The obvious question is how the DVC systems can be applied to scientific collaboration and my particular specialism -- large scale data access and archiving for scientists. I'm not alone in asking the question either. There was a flurry of discussion in the blogasphere in 2011 around the idea of a GitHub for Science and Git has regularly come up when discussing solutions for managing the CMIP5 archive.
Therefore I was really excited when I discovered git-annex. This tool looks like an excellent fit for solving many of the challenges we have faced in developing the data infrastructure for CMIP5 and has the potential to bring a more radical git-like workflow to how scientists obtain data. To explain why I need to describe a little about one aspect of data management for CMIP5.
CMIP5 and drslib
My particular contribution to CMIP5 has been drslib, a library for maintaining the directory structure used to store CMIP5's 1-2Pb of data. To cut a long story short drslib maintains a tree of thousands of dataset directories each containing a collection of files ranging from MBs to 10s of GB. Each dataset can go through several versions and each version is visible on the filesystem as a separate subdirectory. The challange for drslib is:
- Manage changes from one version to another.
- De-duplicate the storage so that a file which exists in multiple versions does not need to be stored twice.
- Just use the filesystem so that standard data transfer tools like FTP would work.

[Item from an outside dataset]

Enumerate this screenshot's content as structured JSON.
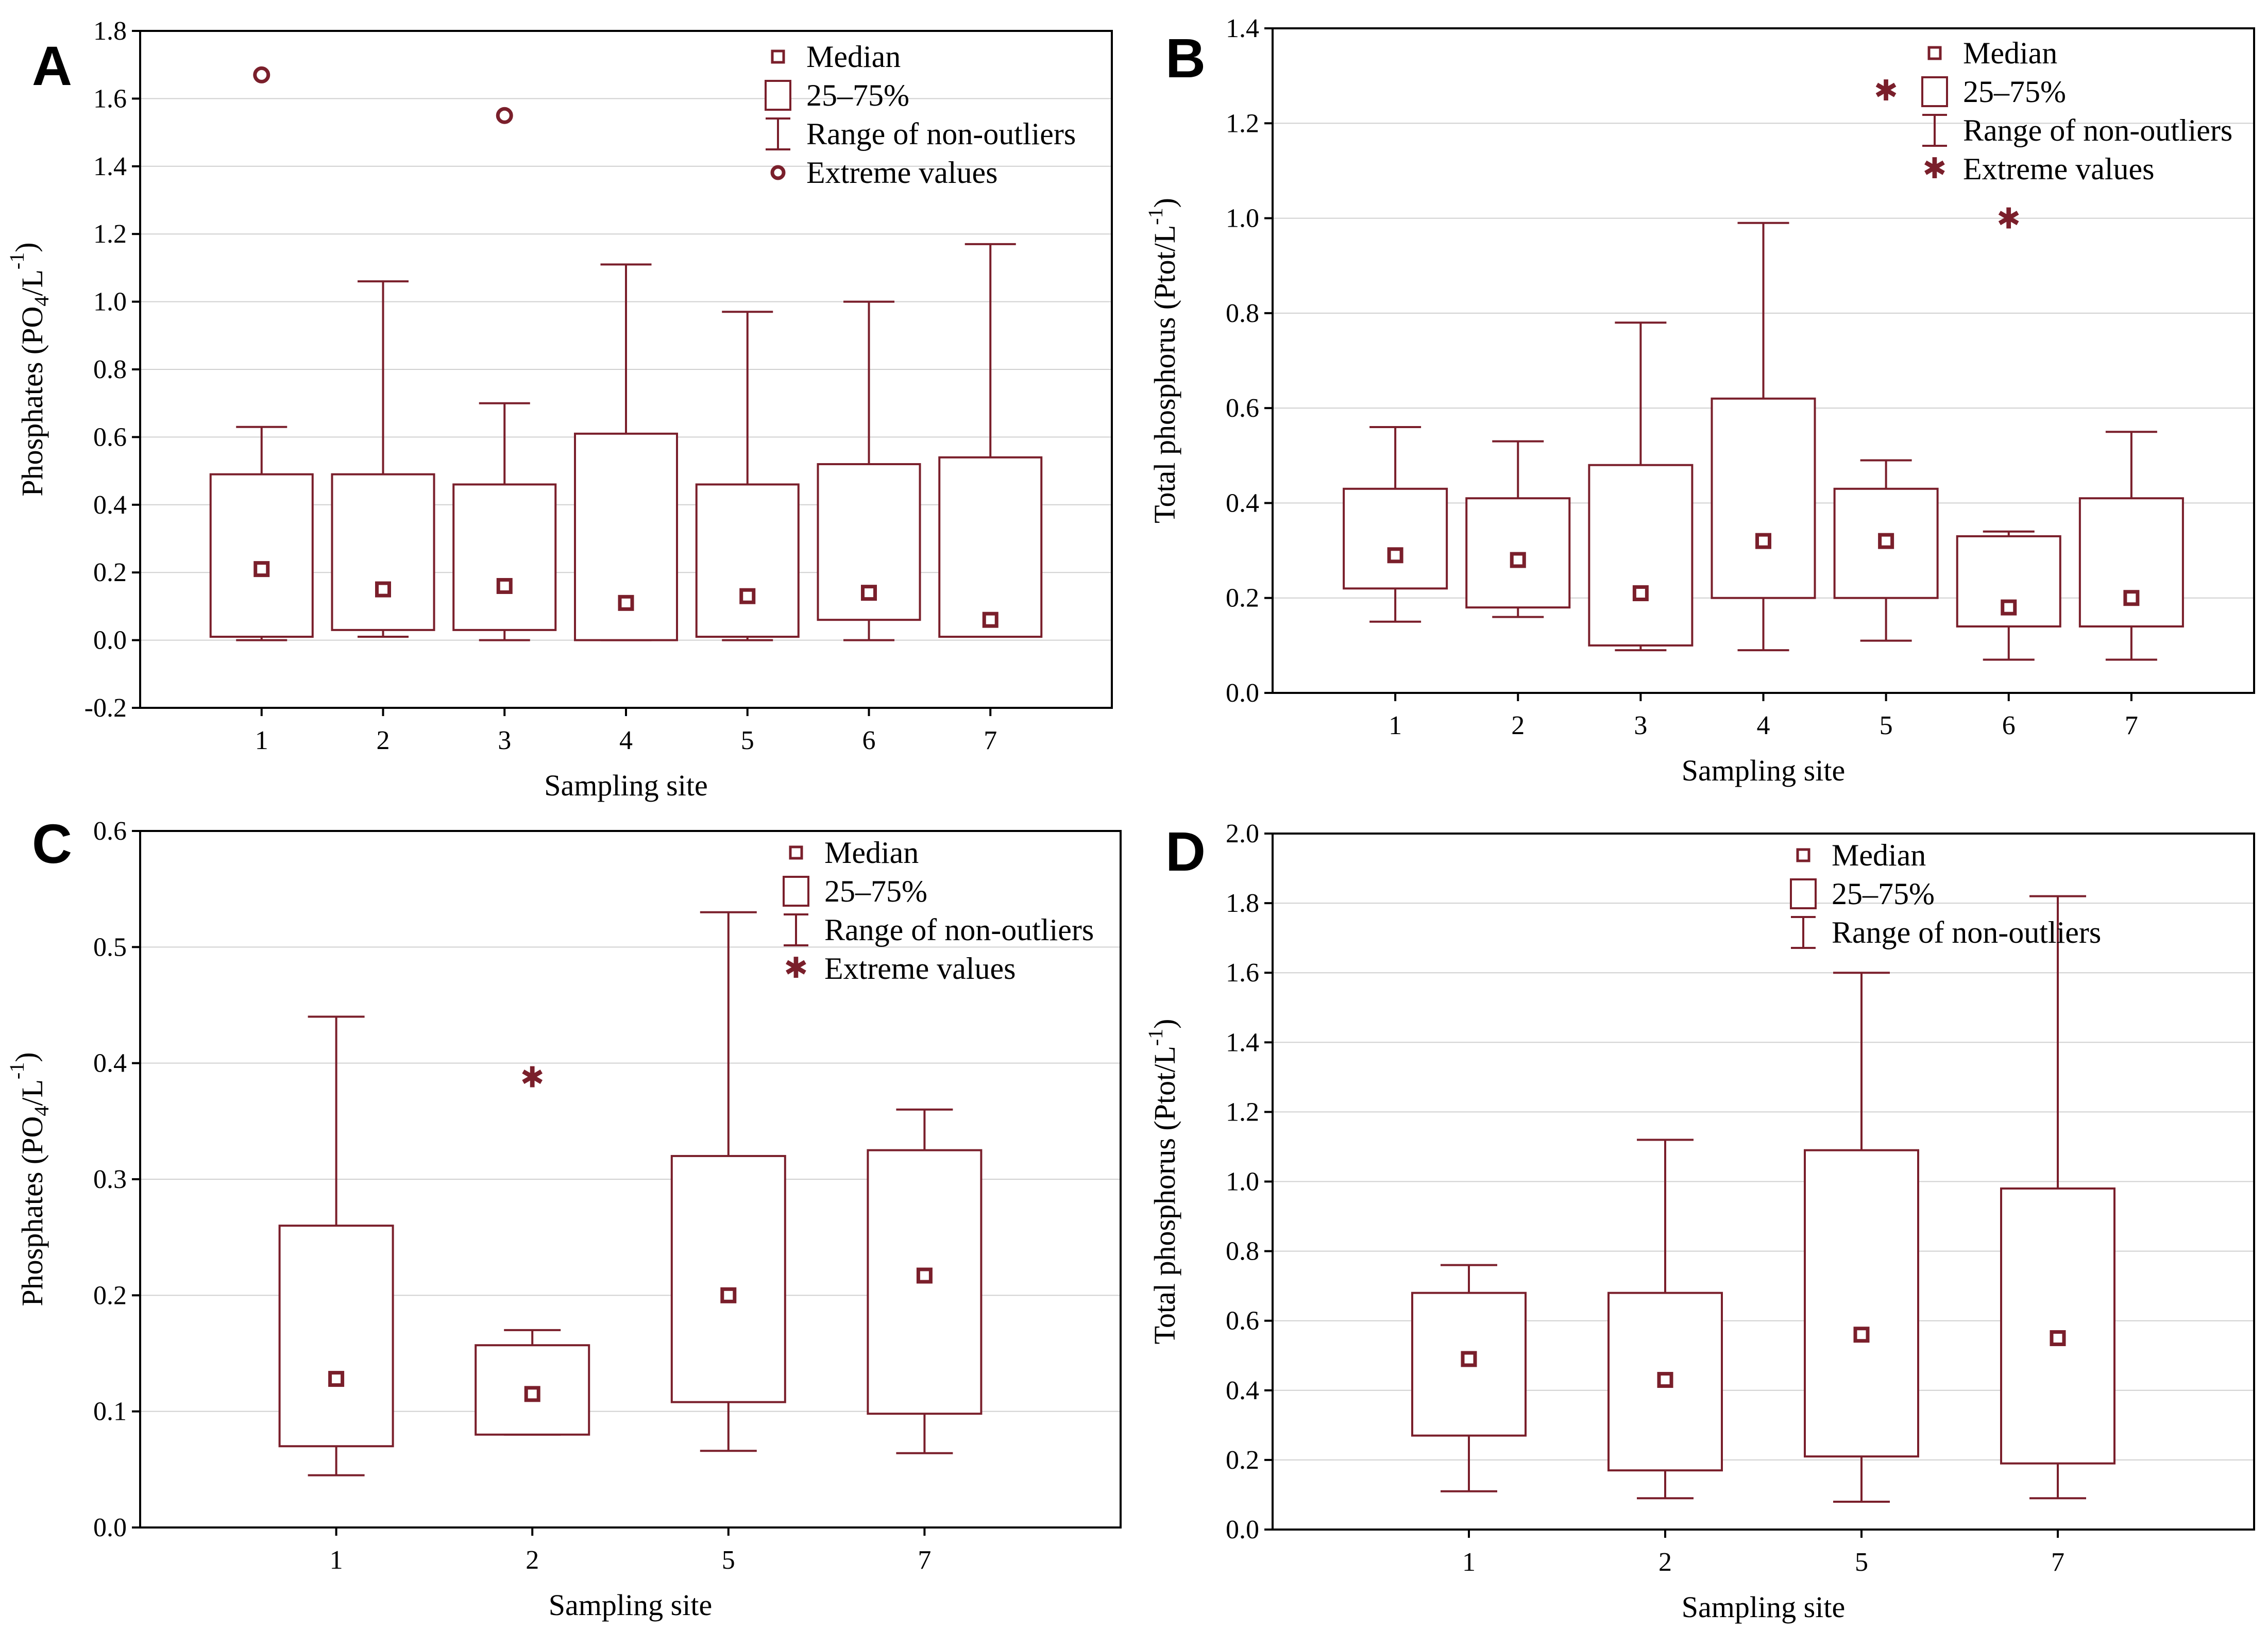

This is achieved by storing all files in a separate storage subdirectory inspiringly called "files" and symbolically linking files from there to version subdirectories named v<YYYYMMDD>. For instance structure of a dataset with 2 variables and 2 versions looks something like this:
$ tree -Fd .
.
├── files
│ ├── sbl_20111109
│ ├── sbl_20120105
│ ├── snw_20111109
│ └── snw_20120105
├── latest -> v20120105
├── v20111109
│ ├── sbl
│ └── snw
└── v20120105
├── sbl
└── snw
Where each leaf directory in files contains the real data and the leaf directories v<YYYYMMDD> contains symbolic links.
git-annex in a nutshell
.git/annex and only checks in metadata about the file into git. Each clone of the repository keeps a complete history of where a annexed file can be found, either from a remote's annex, the web or something called a special remote, but the clone only downloads the file itself if requested. It then symbolically links the file into the working tree. The result is remarkably similar to what drslib, only much better engineered of course!An example
The resulting annex structure is a little more complex than drslib's files directory but manageably so. The annex has a similar structure to git's object database only with configurable object naming. See git-annex internals for details.

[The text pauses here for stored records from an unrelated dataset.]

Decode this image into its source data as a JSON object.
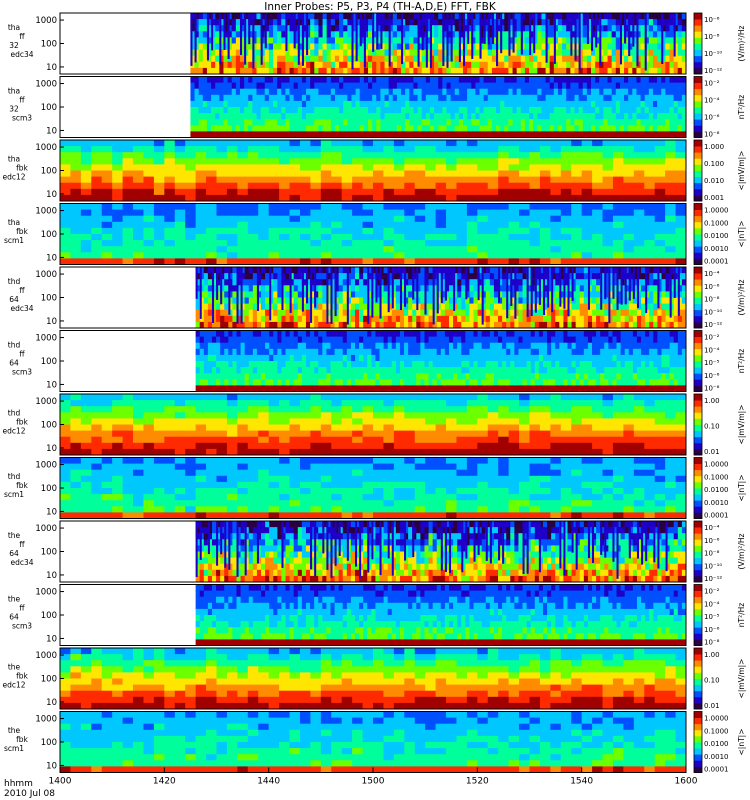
{
  "title": "Inner Probes: P5, P3, P4 (TH-A,D,E) FFT, FBK",
  "footer": {
    "row1": "hhmm",
    "row2": "2010 Jul 08"
  },
  "colors": {
    "spectrogram_scale": [
      "#2a0045",
      "#1e00c8",
      "#0050ff",
      "#00c8ff",
      "#00ff9a",
      "#6cff00",
      "#ffe600",
      "#ff8c00",
      "#ff2a00",
      "#a00000"
    ],
    "axis": "#000000",
    "background": "#ffffff"
  },
  "chart_data": {
    "type": "heatmap",
    "title": "Inner Probes: P5, P3, P4 (TH-A,D,E) FFT, FBK",
    "x_axis": {
      "label": "hhmm",
      "ticks": [
        "1400",
        "1420",
        "1440",
        "1500",
        "1520",
        "1540",
        "1600"
      ],
      "range": [
        "1400",
        "1600"
      ]
    },
    "panels": [
      {
        "ylabel": [
          "tha",
          "ff",
          "32",
          "edc34"
        ],
        "yticks": [
          "1000",
          "100",
          "10"
        ],
        "colorbar_label": "(V/m)²/Hz",
        "colorbar_ticks": [
          "10⁻⁶",
          "10⁻⁸",
          "10⁻¹⁰",
          "10⁻¹²"
        ],
        "data_start": "1425",
        "kind": "ffe"
      },
      {
        "ylabel": [
          "tha",
          "ff",
          "32",
          "scm3"
        ],
        "yticks": [
          "1000",
          "100",
          "10"
        ],
        "colorbar_label": "nT²/Hz",
        "colorbar_ticks": [
          "10⁻²",
          "10⁻⁴",
          "10⁻⁶",
          "10⁻⁸"
        ],
        "data_start": "1425",
        "kind": "ffb"
      },
      {
        "ylabel": [
          "tha",
          "fbk",
          "edc12"
        ],
        "yticks": [
          "1000",
          "100",
          "10"
        ],
        "colorbar_label": "<|mV/m|>",
        "colorbar_ticks": [
          "1.000",
          "0.100",
          "0.010",
          "0.001"
        ],
        "data_start": "1400",
        "kind": "fbe"
      },
      {
        "ylabel": [
          "tha",
          "fbk",
          "scm1"
        ],
        "yticks": [
          "1000",
          "100",
          "10"
        ],
        "colorbar_label": "<|nT|>",
        "colorbar_ticks": [
          "1.0000",
          "0.1000",
          "0.0100",
          "0.0010",
          "0.0001"
        ],
        "data_start": "1400",
        "kind": "fbb"
      },
      {
        "ylabel": [
          "thd",
          "ff",
          "64",
          "edc34"
        ],
        "yticks": [
          "1000",
          "100",
          "10"
        ],
        "colorbar_label": "(V/m)²/Hz",
        "colorbar_ticks": [
          "10⁻⁴",
          "10⁻⁶",
          "10⁻⁸",
          "10⁻¹⁰",
          "10⁻¹²"
        ],
        "data_start": "1426",
        "kind": "ffe"
      },
      {
        "ylabel": [
          "thd",
          "ff",
          "64",
          "scm3"
        ],
        "yticks": [
          "1000",
          "100",
          "10"
        ],
        "colorbar_label": "nT²/Hz",
        "colorbar_ticks": [
          "10⁻²",
          "10⁻⁴",
          "10⁻⁵",
          "10⁻⁶",
          "10⁻⁸"
        ],
        "data_start": "1426",
        "kind": "ffb"
      },
      {
        "ylabel": [
          "thd",
          "fbk",
          "edc12"
        ],
        "yticks": [
          "1000",
          "100",
          "10"
        ],
        "colorbar_label": "<|mV/m|>",
        "colorbar_ticks": [
          "1.00",
          "0.10",
          "0.01"
        ],
        "data_start": "1400",
        "kind": "fbe"
      },
      {
        "ylabel": [
          "thd",
          "fbk",
          "scm1"
        ],
        "yticks": [
          "1000",
          "100",
          "10"
        ],
        "colorbar_label": "<|nT|>",
        "colorbar_ticks": [
          "1.0000",
          "0.1000",
          "0.0100",
          "0.0010",
          "0.0001"
        ],
        "data_start": "1400",
        "kind": "fbb"
      },
      {
        "ylabel": [
          "the",
          "ff",
          "64",
          "edc34"
        ],
        "yticks": [
          "1000",
          "100",
          "10"
        ],
        "colorbar_label": "(V/m)²/Hz",
        "colorbar_ticks": [
          "10⁻⁴",
          "10⁻⁶",
          "10⁻⁸",
          "10⁻¹⁰",
          "10⁻¹²"
        ],
        "data_start": "1426",
        "kind": "ffe"
      },
      {
        "ylabel": [
          "the",
          "ff",
          "64",
          "scm3"
        ],
        "yticks": [
          "1000",
          "100",
          "10"
        ],
        "colorbar_label": "nT²/Hz",
        "colorbar_ticks": [
          "10⁻²",
          "10⁻⁴",
          "10⁻⁵",
          "10⁻⁶",
          "10⁻⁸"
        ],
        "data_start": "1426",
        "kind": "ffb"
      },
      {
        "ylabel": [
          "the",
          "fbk",
          "edc12"
        ],
        "yticks": [
          "1000",
          "100",
          "10"
        ],
        "colorbar_label": "<|mV/m|>",
        "colorbar_ticks": [
          "1.00",
          "0.10",
          "0.01"
        ],
        "data_start": "1400",
        "kind": "fbe"
      },
      {
        "ylabel": [
          "the",
          "fbk",
          "scm1"
        ],
        "yticks": [
          "1000",
          "100",
          "10"
        ],
        "colorbar_label": "<|nT|>",
        "colorbar_ticks": [
          "1.0000",
          "0.1000",
          "0.0100",
          "0.0010",
          "0.0001"
        ],
        "data_start": "1400",
        "kind": "fbb"
      }
    ]
  }
}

$ find .git/annex/objects -type d | head -n 20 .git/annex/objects .git/annex/objects/w2 .git/annex/objects/w2/Jp .git/annex/objects/w2/Jp/WORM-s33431484-m1320856060--snw_LImon_HadGEM2-ES_rcp85_r3i1p1_205512-208011.nc .git/annex/objects/z3 .git/annex/objects/z3/M0 .git/annex/objects/z3/M0/WORM-s26748560-m1357837445--sbl_LImon_HadGEM2-ES_rcp85_r3i1p1_208012-210011.nc .git/annex/objects/VM .git/annex/objects/VM/5W .git/annex/objects/VM/5W/WORM-s127784-m1325766407--sbl_LImon_HadGEM2-ES_rcp85_r3i1p1_210012-210012.nc .git/annex/objects/gG .git/annex/objects/gG/zV .git/annex/objects/gG/zV/WORM-s127668-m1325767423--snw_LImon_HadGEM2-ES_rcp85_r3i1p1_210012-210012.nc .git/annex/objects/X6 .git/annex/objects/X6/Mv .git/annex/objects/X6/Mv/WORM-s33431600-m1357837443--sbl_LImon_HadGEM2-ES_rcp85_r3i1p1_200512-203011.nc .git/annex/objects/VK .git/annex/objects/VK/Kj .git/annex/objects/VK/Kj/WORM-s33431600-m1325766325--sbl_LImon_HadGEM2-ES_rcp85_r3i1p1_200512-203011.nc .git/annex/objects/qM
Conclusions
So git-annex is remarkably similar to drslib in the way it de-duplicates large files on the file system. It could replace drslib's de-duplication and version transition logic without having any impact on what the end-user sees. These features come with the full advantage of git for robust version tracking and cloning. I will be investigating this further as we prepare to take on data from the CORDEX project.
After a few days of investigating git-annex the software seems remarkably robust and worth pursuing further. Development is active and there are RPM and DEB packages available. There are many possibilities beyond this narrow use case that could be opened up if we can make it work such as replication via cloned repositories or allowing advanced users to clone a repository to get a tracable version history.